What is more, Western civilization appears to have lost confidence in itself. Beginning with Stanford in 1963, a succession of major universities have ceased to offer the classic ‘Western Civ.’ history course to their undergraduates. In schools, too, the grand narrative of Western ascent has fallen out of fashion. Thanks to an educationalists’ fad that elevated ‘historical skills’ above knowledge in the name of ‘New History’ – combined with the unintended consequences of the curriculum-reform process – too many British schoolchildren leave secondary school knowing only unconnected fragments of Western history: Henry VIII and Hitler, with a small dose of Martin Luther King, Jr. A survey of first-year History undergraduates at one leading British university revealed that only 34 per cent knew who was the English monarch at the time of the Armada, 31 per cent knew the location of the Boer War, 16 per cent knew who commanded the British forces at Waterloo (more than twice that proportion thought it was Nelson rather than Wellington) and 11 per cent could name a single nineteenth-century British prime minister.43 In a similar poll of English children aged between eleven and eighteen, 17 per cent thought Oliver Cromwell fought at the Battle of Hastings and 25 per cent put the First World War in the wrong century.44 Throughout the English-speaking world, moreover, the argument has gained ground that it is other cultures we should study, not our own. The musical sampler sent into outer space with the Voyager spacecraft in 1977 featured twenty-seven tracks, only ten of them from Western composers, including not only Bach, Mozart and Beethoven but also Louis Armstrong, Chuck Berry and Blind Willie Johnson. A history of the world ‘in 100 objects’, published by the Director of the British Museum in 2010, included no more than thirty products of Western civilization.45
Yet any history of the world’s civilizations that underplays the degree of their gradual subordination to the West after 1500 is missing the essential point – the thing most in need of explanation.

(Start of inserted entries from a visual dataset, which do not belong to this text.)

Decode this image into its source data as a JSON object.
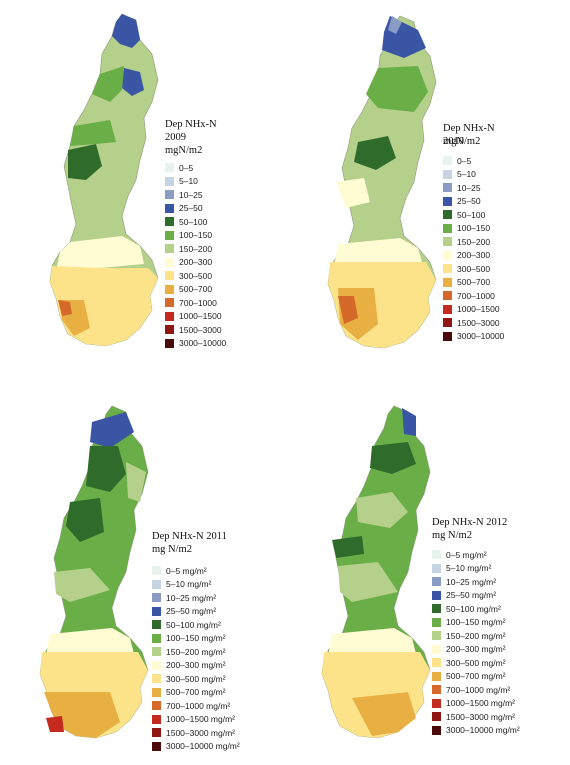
{
  "panels": [
    {
      "title": "Dep NHx-N 2009",
      "unit": "mgN/m2",
      "legend": [
        "0–5",
        "5–10",
        "10–25",
        "25–50",
        "50–100",
        "100–150",
        "150–200",
        "200–300",
        "300–500",
        "500–700",
        "700–1000",
        "1000–1500",
        "1500–3000",
        "3000–10000"
      ]
    },
    {
      "title": "Dep NHx-N 2010",
      "unit": "mgN/m2",
      "legend": [
        "0–5",
        "5–10",
        "10–25",
        "25–50",
        "50–100",
        "100–150",
        "150–200",
        "200–300",
        "300–500",
        "500–700",
        "700–1000",
        "1000–1500",
        "1500–3000",
        "3000–10000"
      ]
    },
    {
      "title": "Dep NHx-N 2011",
      "unit": "mg N/m2",
      "legend": [
        "0–5 mg/m²",
        "5–10 mg/m²",
        "10–25 mg/m²",
        "25–50 mg/m²",
        "50–100 mg/m²",
        "100–150 mg/m²",
        "150–200 mg/m²",
        "200–300 mg/m²",
        "300–500 mg/m²",
        "500–700 mg/m²",
        "700–1000 mg/m²",
        "1000–1500 mg/m²",
        "1500–3000 mg/m²",
        "3000–10000 mg/m²"
      ]
    },
    {
      "title": "Dep NHx-N 2012",
      "unit": "mg N/m2",
      "legend": [
        "0–5 mg/m²",
        "5–10 mg/m²",
        "10–25 mg/m²",
        "25–50 mg/m²",
        "50–100 mg/m²",
        "100–150 mg/m²",
        "150–200 mg/m²",
        "200–300 mg/m²",
        "300–500 mg/m²",
        "500–700 mg/m²",
        "700–1000 mg/m²",
        "1000–1500 mg/m²",
        "1500–3000 mg/m²",
        "3000–10000 mg/m²"
      ]
    }
  ],
  "legend_colors": [
    "#e8f3ee",
    "#c6d3e2",
    "#8a9bc4",
    "#3a55a4",
    "#2f6b2a",
    "#6aae48",
    "#b5d08a",
    "#fffbd2",
    "#fce38a",
    "#e8b042",
    "#d5692a",
    "#c42a1e",
    "#8e1714",
    "#4a0a0a"
  ]
}
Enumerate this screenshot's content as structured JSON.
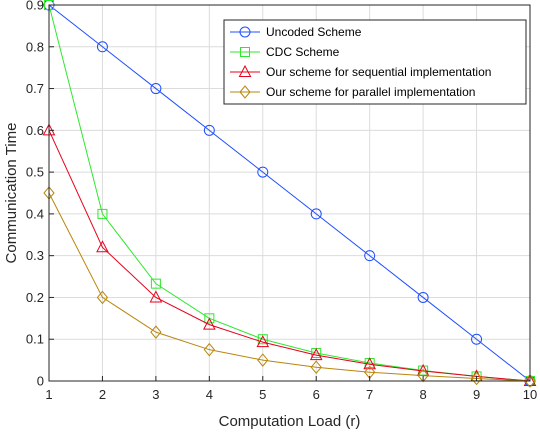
{
  "chart_data": {
    "type": "line",
    "xlabel": "Computation Load (r)",
    "ylabel": "Communication Time",
    "xlim": [
      1,
      10
    ],
    "ylim": [
      0,
      0.9
    ],
    "x_ticks": [
      "1",
      "2",
      "3",
      "4",
      "5",
      "6",
      "7",
      "8",
      "9",
      "10"
    ],
    "y_ticks": [
      "0",
      "0.1",
      "0.2",
      "0.3",
      "0.4",
      "0.5",
      "0.6",
      "0.7",
      "0.8",
      "0.9"
    ],
    "grid": true,
    "legend_position": "top-right",
    "x": [
      1,
      2,
      3,
      4,
      5,
      6,
      7,
      8,
      9,
      10
    ],
    "series": [
      {
        "name": "Uncoded Scheme",
        "color": "#1f4fff",
        "marker": "circle",
        "values": [
          0.9,
          0.8,
          0.7,
          0.6,
          0.5,
          0.4,
          0.3,
          0.2,
          0.1,
          0.0
        ]
      },
      {
        "name": "CDC Scheme",
        "color": "#2ee82e",
        "marker": "square",
        "values": [
          0.9,
          0.4,
          0.233,
          0.15,
          0.1,
          0.067,
          0.043,
          0.025,
          0.011,
          0.0
        ]
      },
      {
        "name": "Our scheme for sequential implementation",
        "color": "#e8001c",
        "marker": "triangle",
        "values": [
          0.6,
          0.32,
          0.2,
          0.135,
          0.093,
          0.062,
          0.04,
          0.024,
          0.011,
          0.0
        ]
      },
      {
        "name": "Our scheme for parallel implementation",
        "color": "#b8860b",
        "marker": "diamond",
        "values": [
          0.45,
          0.2,
          0.117,
          0.075,
          0.05,
          0.033,
          0.021,
          0.013,
          0.006,
          0.0
        ]
      }
    ]
  }
}
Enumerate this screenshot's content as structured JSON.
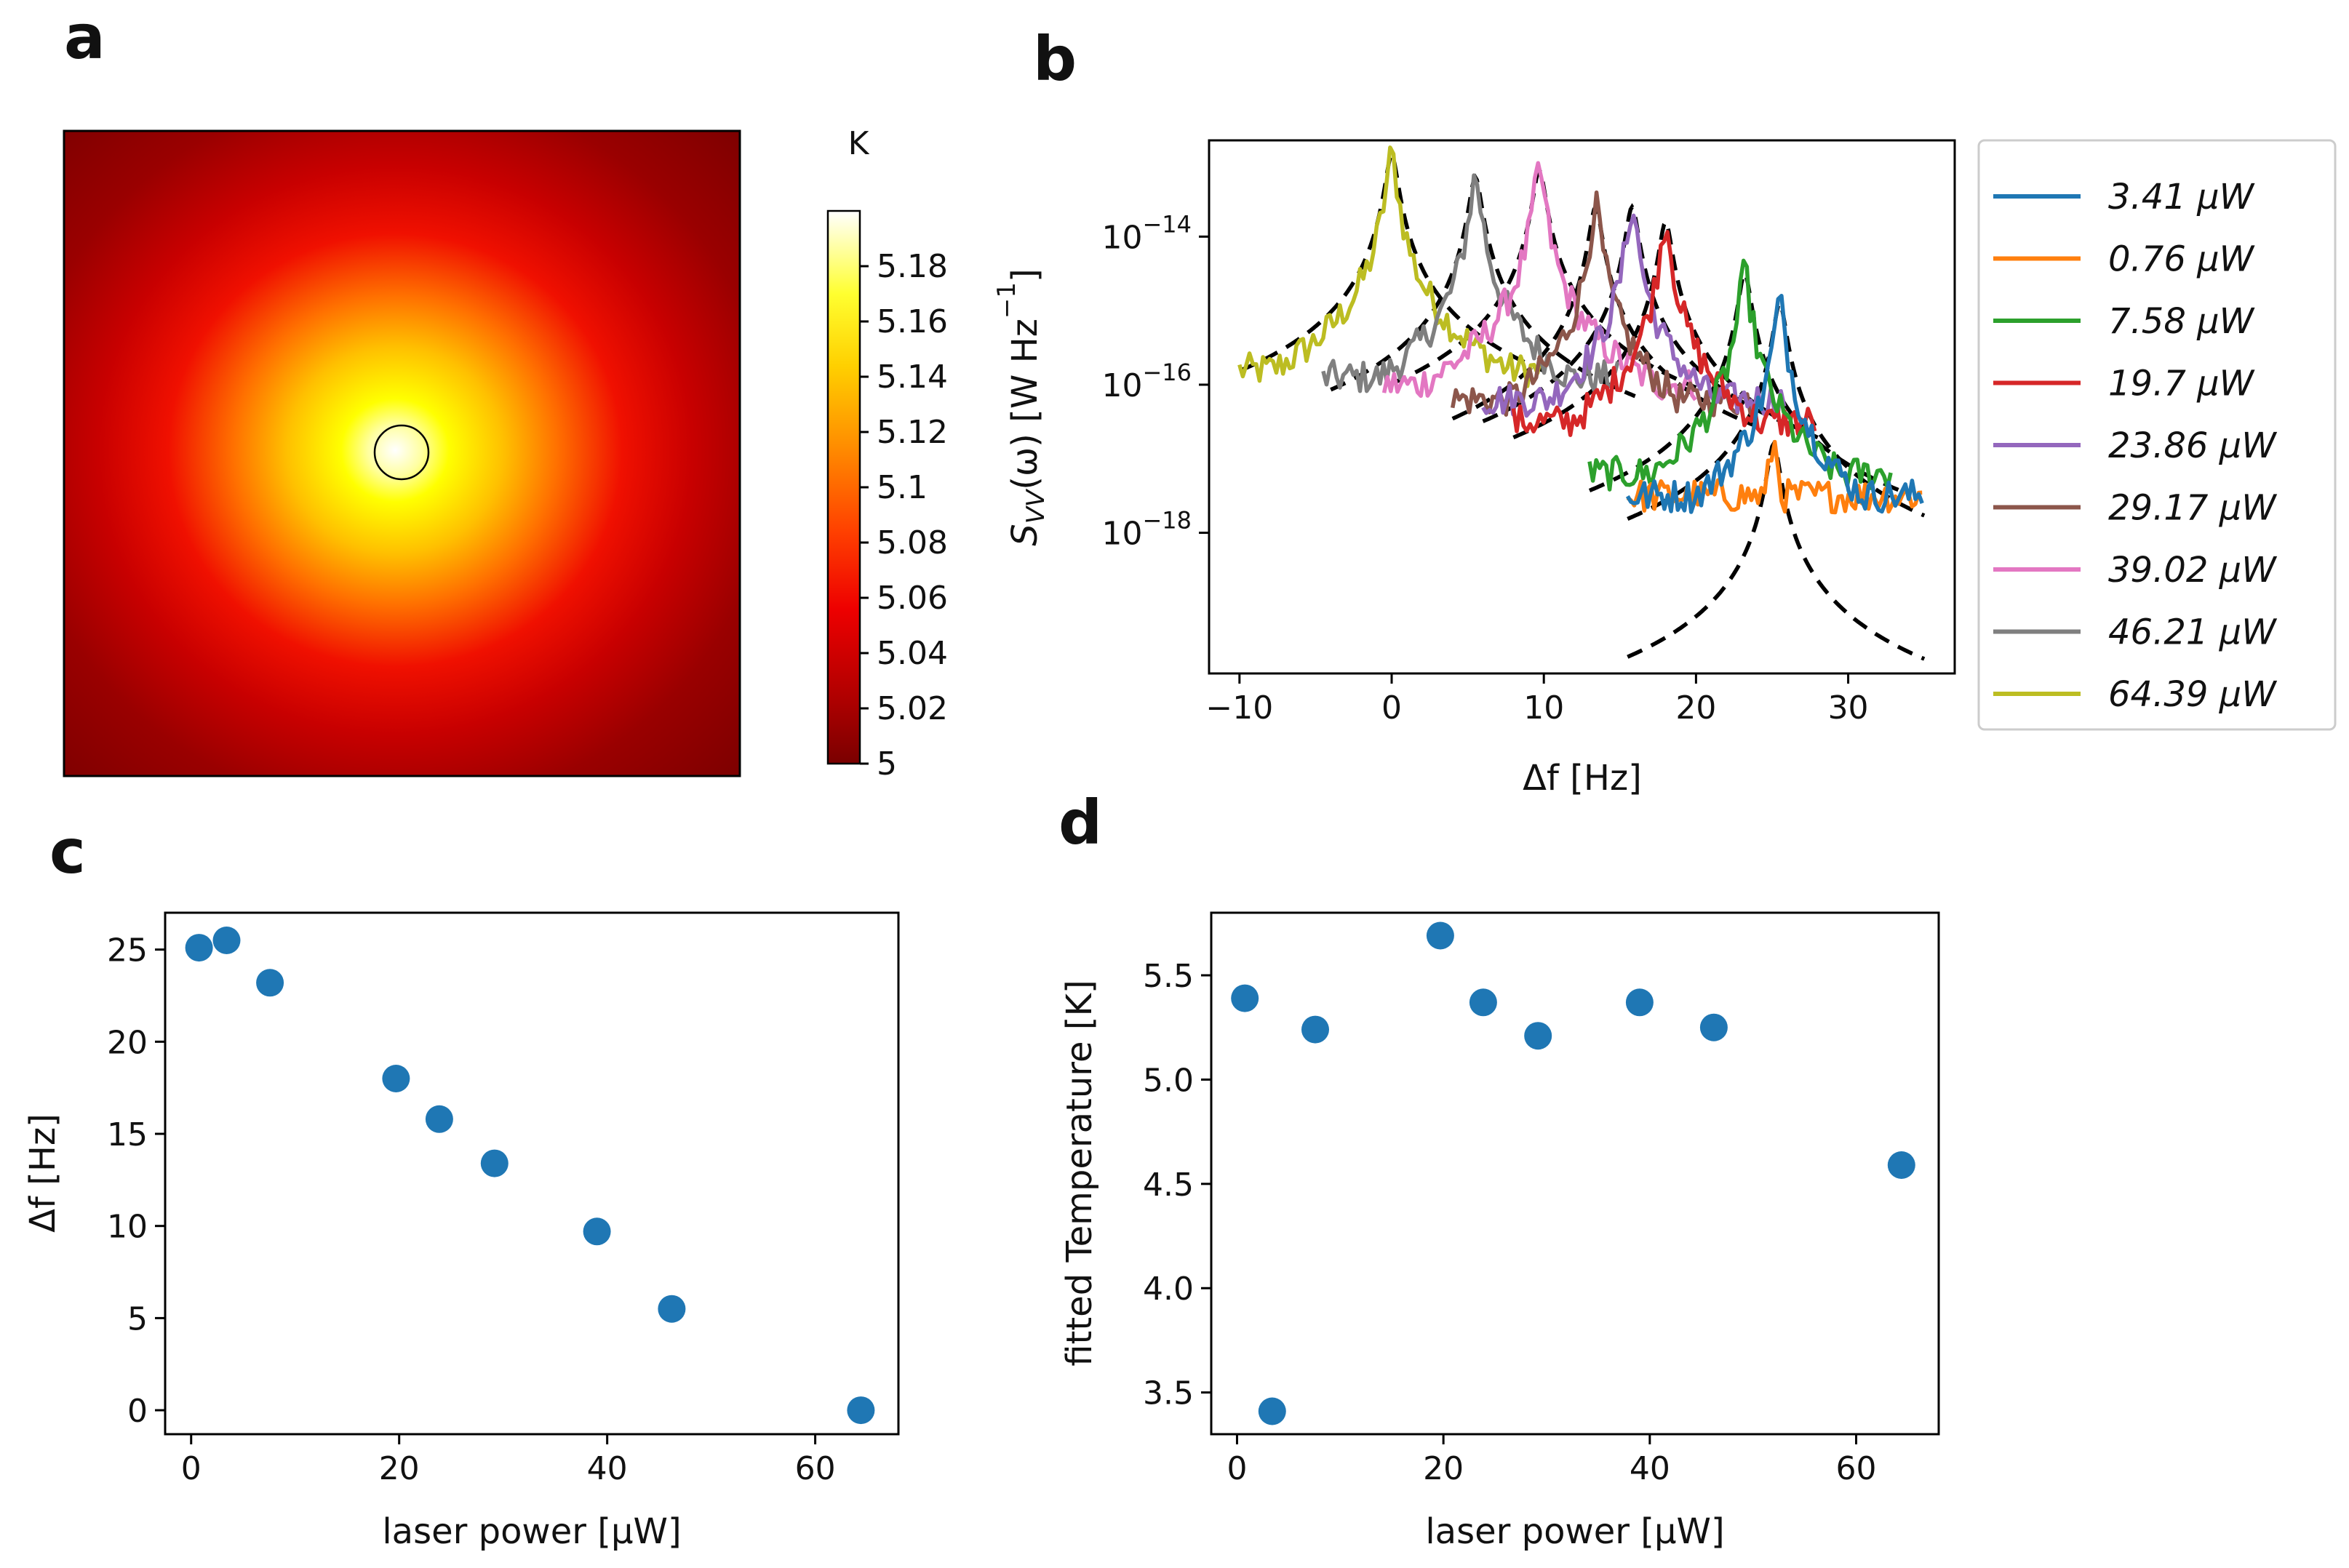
{
  "panels": {
    "a": {
      "letter": "a",
      "colorbar_unit": "K",
      "colorbar_range": [
        5.0,
        5.2
      ],
      "colorbar_ticks": [
        "5.18",
        "5.16",
        "5.14",
        "5.12",
        "5.1",
        "5.08",
        "5.06",
        "5.04",
        "5.02",
        "5"
      ]
    },
    "b": {
      "letter": "b"
    },
    "c": {
      "letter": "c"
    },
    "d": {
      "letter": "d"
    }
  },
  "chart_data": [
    {
      "id": "a",
      "type": "heatmap",
      "title": "",
      "colorbar_label": "K",
      "value_range": [
        5.0,
        5.2
      ],
      "note": "Simulated temperature map: hot spot centered on a small circle, radially decaying from ~5.2 K to 5 K"
    },
    {
      "id": "b",
      "type": "line",
      "xlabel": "Δf [Hz]",
      "ylabel": "S_VV(ω) [W Hz^-1]",
      "ylabel_parts": {
        "main": "S",
        "sub": "VV",
        "arg": "(ω) [W Hz",
        "sup": "−1",
        "end": "]"
      },
      "xlim": [
        -12,
        37
      ],
      "ylim_log10": [
        -19.9,
        -12.7
      ],
      "xticks": [
        -10,
        0,
        10,
        20,
        30
      ],
      "xtick_labels": [
        "−10",
        "0",
        "10",
        "20",
        "30"
      ],
      "yticks_log10": [
        -14,
        -16,
        -18
      ],
      "ytick_base": "10",
      "ytick_exponents": [
        "−14",
        "−16",
        "−18"
      ],
      "legend_position": "outside right",
      "series": [
        {
          "name": "3.41 μW",
          "power": 3.41,
          "color": "#1f77b4",
          "peak_hz": 25.5,
          "peak_log": -14.9,
          "xrange": [
            15.5,
            35
          ],
          "floor_log": -17.5
        },
        {
          "name": "0.76 μW",
          "power": 0.76,
          "color": "#ff7f0e",
          "peak_hz": 25.1,
          "peak_log": -16.8,
          "xrange": [
            15.5,
            35
          ],
          "floor_log": -17.5
        },
        {
          "name": "7.58 μW",
          "power": 7.58,
          "color": "#2ca02c",
          "peak_hz": 23.2,
          "peak_log": -14.5,
          "xrange": [
            13,
            33
          ],
          "floor_log": -17.2
        },
        {
          "name": "19.7 μW",
          "power": 19.7,
          "color": "#d62728",
          "peak_hz": 18.0,
          "peak_log": -13.8,
          "xrange": [
            8,
            28
          ],
          "floor_log": -16.5
        },
        {
          "name": "23.86 μW",
          "power": 23.86,
          "color": "#9467bd",
          "peak_hz": 15.8,
          "peak_log": -13.6,
          "xrange": [
            6,
            26
          ],
          "floor_log": -16.2
        },
        {
          "name": "29.17 μW",
          "power": 29.17,
          "color": "#8c564b",
          "peak_hz": 13.4,
          "peak_log": -13.6,
          "xrange": [
            4,
            24
          ],
          "floor_log": -16.2
        },
        {
          "name": "39.02 μW",
          "power": 39.02,
          "color": "#e377c2",
          "peak_hz": 9.7,
          "peak_log": -13.1,
          "xrange": [
            -0.5,
            20
          ],
          "floor_log": -16.0
        },
        {
          "name": "46.21 μW",
          "power": 46.21,
          "color": "#7f7f7f",
          "peak_hz": 5.5,
          "peak_log": -13.2,
          "xrange": [
            -4.5,
            15
          ],
          "floor_log": -15.9
        },
        {
          "name": "64.39 μW",
          "power": 64.39,
          "color": "#bcbd22",
          "peak_hz": 0.0,
          "peak_log": -12.9,
          "xrange": [
            -10,
            10
          ],
          "floor_log": -15.8
        }
      ],
      "fits_dashed": [
        {
          "center_hz": 0.0,
          "peak_log": -12.9,
          "xrange": [
            -10,
            10
          ]
        },
        {
          "center_hz": 5.5,
          "peak_log": -13.2,
          "xrange": [
            -4,
            16
          ]
        },
        {
          "center_hz": 9.7,
          "peak_log": -13.1,
          "xrange": [
            0,
            20
          ]
        },
        {
          "center_hz": 13.4,
          "peak_log": -13.6,
          "xrange": [
            4,
            24
          ]
        },
        {
          "center_hz": 15.8,
          "peak_log": -13.6,
          "xrange": [
            6,
            26
          ]
        },
        {
          "center_hz": 18.0,
          "peak_log": -13.8,
          "xrange": [
            8,
            28
          ]
        },
        {
          "center_hz": 23.2,
          "peak_log": -14.5,
          "xrange": [
            13,
            34
          ]
        },
        {
          "center_hz": 25.5,
          "peak_log": -14.9,
          "xrange": [
            15.5,
            35
          ]
        },
        {
          "center_hz": 25.1,
          "peak_log": -16.8,
          "xrange": [
            15.5,
            35
          ]
        }
      ]
    },
    {
      "id": "c",
      "type": "scatter",
      "xlabel": "laser power [μW]",
      "ylabel": "Δf [Hz]",
      "xlim": [
        -2.5,
        68
      ],
      "ylim": [
        -1.3,
        27
      ],
      "xticks": [
        0,
        20,
        40,
        60
      ],
      "yticks": [
        0,
        5,
        10,
        15,
        20,
        25
      ],
      "x": [
        0.76,
        3.41,
        7.58,
        19.7,
        23.86,
        29.17,
        39.02,
        46.21,
        64.39
      ],
      "y": [
        25.1,
        25.5,
        23.2,
        18.0,
        15.8,
        13.4,
        9.7,
        5.5,
        0.0
      ]
    },
    {
      "id": "d",
      "type": "scatter",
      "xlabel": "laser power [μW]",
      "ylabel": "fitted Temperature [K]",
      "xlim": [
        -2.5,
        68
      ],
      "ylim": [
        3.3,
        5.8
      ],
      "xticks": [
        0,
        20,
        40,
        60
      ],
      "yticks": [
        3.5,
        4.0,
        4.5,
        5.0,
        5.5
      ],
      "ytick_labels": [
        "3.5",
        "4.0",
        "4.5",
        "5.0",
        "5.5"
      ],
      "x": [
        0.76,
        3.41,
        7.58,
        19.7,
        23.86,
        29.17,
        39.02,
        46.21,
        64.39
      ],
      "y": [
        5.39,
        3.41,
        5.24,
        5.69,
        5.37,
        5.21,
        5.37,
        5.25,
        4.59
      ]
    }
  ]
}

The rise of the West is, quite simply, the pre-eminent historical phenomenon of the second half of the second millennium after Christ. It is the story at the very heart of modern history. It is perhaps the most challenging riddle historians have to solve. And we should solve it not merely to satisfy our curiosity. For it is only by identifying the true causes of Western ascendancy that we can hope to estimate with any degree of accuracy the imminence of our decline and fall.